Um total de 12 profissionais de enfermagem participaram do estudo. Destas, seis são enfermeiras obstetras, quatro são técnicas de enfermagem e duas são auxiliares de enfermagem. Na observação, um total de treze internações de alto risco foram acompanhadas. Os critérios de inclusão selecionados foram: profissionais de enfermagem que não se encontravam em período de férias e gestantes maiores de dezoito anos, hospitalizadas e com diagnóstico de risco, sendo este um critério adotado apenas para o processo da observação.
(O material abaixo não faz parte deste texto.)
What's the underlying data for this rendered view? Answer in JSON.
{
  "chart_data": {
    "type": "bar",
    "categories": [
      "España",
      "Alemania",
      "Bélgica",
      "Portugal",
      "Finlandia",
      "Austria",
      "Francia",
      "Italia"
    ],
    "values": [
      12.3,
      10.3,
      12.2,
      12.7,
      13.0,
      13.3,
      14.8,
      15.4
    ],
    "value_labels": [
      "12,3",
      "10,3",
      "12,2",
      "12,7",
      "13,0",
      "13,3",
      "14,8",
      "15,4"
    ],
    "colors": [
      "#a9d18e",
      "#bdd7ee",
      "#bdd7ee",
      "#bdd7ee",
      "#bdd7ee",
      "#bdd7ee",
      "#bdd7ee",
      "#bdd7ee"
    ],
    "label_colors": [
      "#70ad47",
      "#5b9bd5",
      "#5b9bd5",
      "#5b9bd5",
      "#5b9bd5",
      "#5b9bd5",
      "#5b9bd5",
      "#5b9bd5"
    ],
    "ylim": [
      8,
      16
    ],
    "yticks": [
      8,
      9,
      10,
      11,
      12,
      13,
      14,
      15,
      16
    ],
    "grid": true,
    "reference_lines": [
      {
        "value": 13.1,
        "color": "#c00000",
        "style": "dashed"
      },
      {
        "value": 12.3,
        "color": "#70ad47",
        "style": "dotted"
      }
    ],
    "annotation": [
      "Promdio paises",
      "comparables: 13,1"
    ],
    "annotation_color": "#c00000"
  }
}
As narrativas dos participantes aqui transcritas foram identificadas conforme suas iniciais: Enfermeiros (E); técnicos de enfermagem (TE) e auxiliares de enfermagem (AE), seguidas das sequências numéricas em que foram transcritas as entrevistas.

Coleta de dados

O estudo foi desenvolvido em uma maternidade do interior paulista, que oferece atendimento para gestantes de alto risco com necessidades de hospitalização. Tal maternidade está alocada em um hospital filantrópico e destina sete leitos de internação clínica para gestantes. Para o atendimento dessas mulheres, o quadro previsto de enfermagem a cada plantão (regime de trabalho de 12 horas) é de uma enfermeira obstetra e duas ou três técnicas/auxiliares de enfermagem.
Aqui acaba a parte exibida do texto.